Four Iraqis were killed and nine hurt in a separate car bomb the same day.
BAGHDAD, Iraq (AP) -- Militants killed five U.S. Marines and authorities found 21 bodies Friday near the Syrian border, where American and Iraqi troops bore down in two recent major operations aimed at crushing a tenacious insurgency.
The victims, thought to be missing Iraqi soldiers, were shot repeatedly in the head and found blindfolded, their hands tied behind their backs. Three were beheaded.

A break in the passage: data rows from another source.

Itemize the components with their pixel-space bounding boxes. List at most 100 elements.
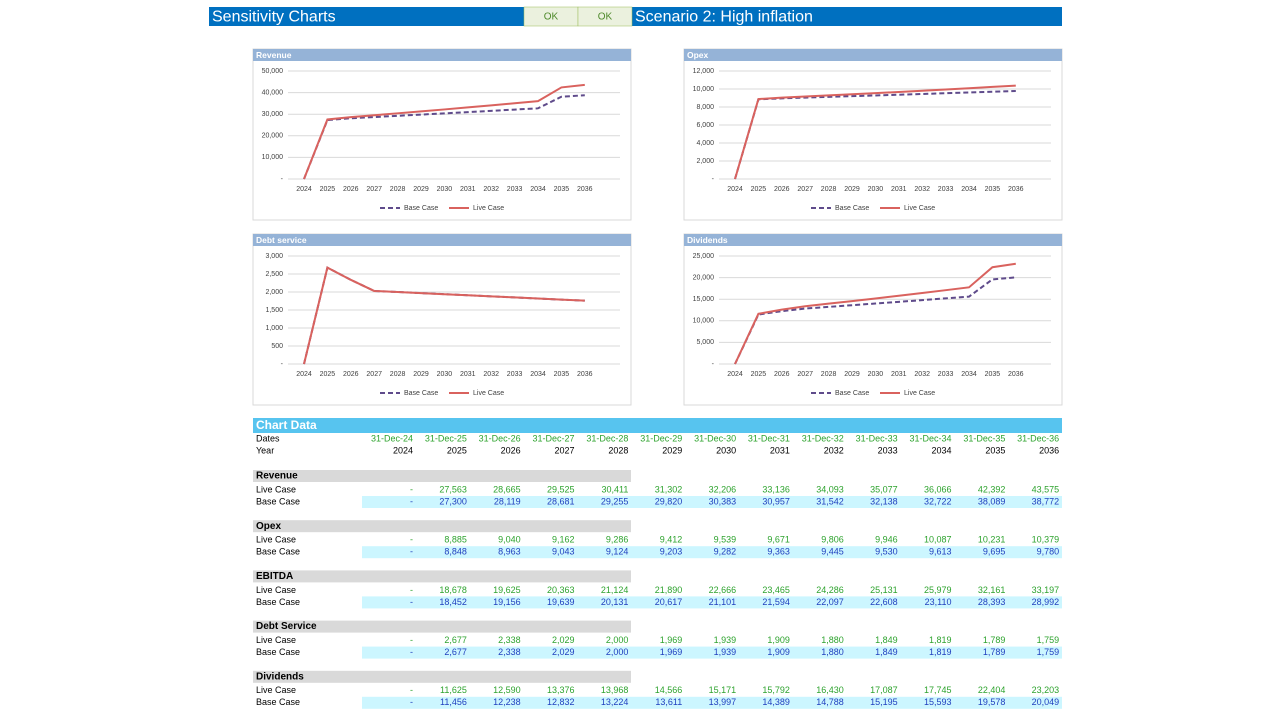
x-tick-label: 2025 [751,186,767,193]
value-cell: 13,224 [601,697,629,707]
value-cell: - [410,585,413,595]
series-line [734,262,1016,365]
value-cell: 29,525 [547,484,575,494]
value-cell: 1,789 [983,635,1006,645]
value-cell: 28,681 [547,496,575,506]
x-tick-label: 2027 [366,186,382,193]
date-cell: 31-Dec-27 [533,433,575,443]
value-cell: 22,608 [870,597,898,607]
legend-label: Live Case [904,205,935,212]
value-cell: 16,430 [816,685,844,695]
section-bar [253,620,631,633]
year-cell: 2026 [501,445,521,455]
chart-title: Dividends [687,235,728,245]
value-cell: 9,613 [929,547,952,557]
row-label: Base Case [256,547,300,557]
ok-button-label[interactable]: OK [598,12,613,23]
value-cell: 25,131 [870,585,898,595]
year-cell: 2031 [770,445,790,455]
row-label: Base Case [256,496,300,506]
x-tick-label: 2027 [366,371,382,378]
y-tick-label: 20,000 [262,133,284,140]
section-name: EBITDA [256,571,293,582]
date-cell: 31-Dec-30 [694,433,736,443]
value-cell: 15,792 [762,685,790,695]
value-cell: 33,136 [762,484,790,494]
row-highlight [362,696,1062,709]
legend-label: Base Case [835,390,869,397]
y-tick-label: 2,000 [696,158,714,165]
x-tick-label: 2030 [868,371,884,378]
value-cell: 20,363 [547,585,575,595]
row-label: Year [256,445,274,455]
value-cell: 2,000 [606,635,629,645]
value-cell: 9,282 [714,547,737,557]
x-tick-label: 2027 [797,186,813,193]
value-cell: 9,040 [498,535,521,545]
date-cell: 31-Dec-29 [640,433,682,443]
value-cell: 38,772 [1032,496,1060,506]
value-cell: 12,590 [493,685,521,695]
value-cell: 20,049 [1032,697,1060,707]
row-highlight [362,646,1062,659]
x-tick-label: 2036 [1008,186,1024,193]
value-cell: 21,124 [601,585,629,595]
value-cell: - [410,535,413,545]
y-tick-label: - [281,361,284,368]
value-cell: 1,939 [714,647,737,657]
ok-button[interactable] [577,6,633,27]
value-cell: 12,238 [493,697,521,707]
value-cell: 34,093 [816,484,844,494]
date-cell: 31-Dec-31 [748,433,790,443]
x-tick-label: 2026 [343,371,359,378]
row-label: Base Case [256,597,300,607]
legend-label: Live Case [473,205,504,212]
y-tick-label: 1,500 [265,307,283,314]
x-tick-label: 2029 [844,371,860,378]
chart-title-bar [684,234,1062,246]
value-cell: 1,969 [660,635,683,645]
value-cell: 19,578 [978,697,1006,707]
value-cell: 32,161 [978,585,1006,595]
x-tick-label: 2031 [460,371,476,378]
value-cell: 23,203 [1032,685,1060,695]
value-cell: 32,138 [870,496,898,506]
value-cell: 20,131 [601,597,629,607]
row-highlight [362,546,1062,559]
value-cell: 1,939 [714,635,737,645]
y-tick-label: 20,000 [693,274,715,281]
y-tick-label: 1,000 [265,325,283,332]
value-cell: 36,066 [924,484,952,494]
legend-label: Base Case [835,205,869,212]
value-cell: 30,411 [602,484,629,494]
ok-button-label[interactable]: OK [544,12,559,23]
y-tick-label: 40,000 [262,89,284,96]
value-cell: 28,665 [493,484,521,494]
value-cell: - [410,647,413,657]
value-cell: - [410,547,413,557]
value-cell: 1,849 [875,635,898,645]
value-cell: 43,575 [1032,484,1060,494]
x-tick-label: 2035 [554,186,570,193]
x-tick-label: 2029 [413,186,429,193]
value-cell: 17,087 [870,685,898,695]
x-tick-label: 2036 [577,371,593,378]
chart-box [252,48,632,221]
year-cell: 2027 [555,445,575,455]
value-cell: 8,885 [444,535,467,545]
x-tick-label: 2032 [483,371,499,378]
value-cell: 2,677 [444,647,467,657]
y-tick-label: 2,500 [265,271,283,278]
x-tick-label: 2031 [891,371,907,378]
value-cell: 8,848 [444,547,467,557]
date-cell: 31-Dec-35 [963,433,1005,443]
value-cell: 2,029 [552,635,575,645]
year-cell: 2029 [662,445,682,455]
value-cell: 12,832 [547,697,575,707]
x-tick-label: 2031 [891,186,907,193]
value-cell: 28,119 [494,496,521,506]
row-label: Base Case [256,647,300,657]
section-bar [253,520,631,533]
year-cell: 2030 [716,445,736,455]
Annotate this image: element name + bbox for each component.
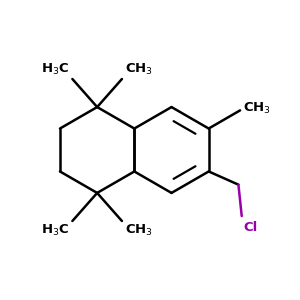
Text: CH$_3$: CH$_3$ — [243, 101, 272, 116]
Text: CH$_3$: CH$_3$ — [125, 62, 153, 77]
Text: CH$_3$: CH$_3$ — [125, 223, 153, 238]
Text: H$_3$C: H$_3$C — [41, 62, 69, 77]
Text: Cl: Cl — [243, 221, 258, 234]
Text: H$_3$C: H$_3$C — [41, 223, 69, 238]
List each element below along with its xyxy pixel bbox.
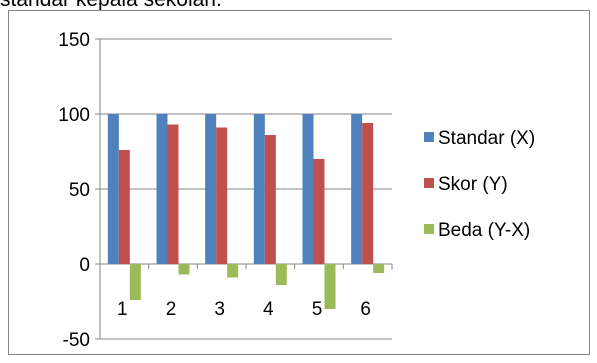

The killings were a clear sign of the profound difficulties faced by U.S. and Iraqi forces in Anbar province around the dusty, lawless frontier town of Qaim, and their inability to seal the porous desert border with Syria despite major efforts to boost their military presence in the area.
Also Friday, a car bomb killed four men and wounded nine as they sat outside a restaurant in Baghdad waiting to pick up falafel sandwiches, a popular Arab staple made with fried chickpeas.
The bloodshed came as politicians seeking a negotiated solution to the insurgency once again wrangled over a promise to give Sunni Arabs a bigger say in charting Iraq's future.
The latest grim figures
The Marines were killed Thursday in a roadside bombing while conducting combat operations near the volatile Sunni town of Haqlaniyah, 90 miles northwest of Baghdad, the military said. Their deaths brought to at least 1,689 the number of U.S. military members killed in Iraq since the war began in March 2003, according to an Associated Press count.
At least 37 U.S. military members have been killed by roadside bombs since the makeup of Iraq's new government was announced April 28, according to the AP count.
The 21 Iraqi bodies were found near Qaim, 80 miles west of Haqlaniyah, along a highway that meanders along the Euphrates River and into Syria. The bodies were in three locations, haphazardly dumped by the roadside in a gravel pit and in sand flats. Three were beheaded and at least one had been mauled by animals.
U.S. military intelligence officials believe the Qaim area sits at the crossroads of a major route used by groups such as Abu Musab al-Zarqawi's Al-Qaida in Iraq to smuggle foreign fighters into the country.
"It's like the Mexican-American border there. There are attempts being made to seal it," a senior U.S. military intelligence official said on condition he remain unnamed for security reasons. The bodies were thought to be those of off-duty Iraqi soldiers who left their base near Qaim two days earlier in civilian clothes aboard two minivans, headed to Baghdad for vacation.
Marines carried out two operations in the area last month, killing 125 insurgents in the first campaign, Operation Matador, and 14 in the second, Operation New Market.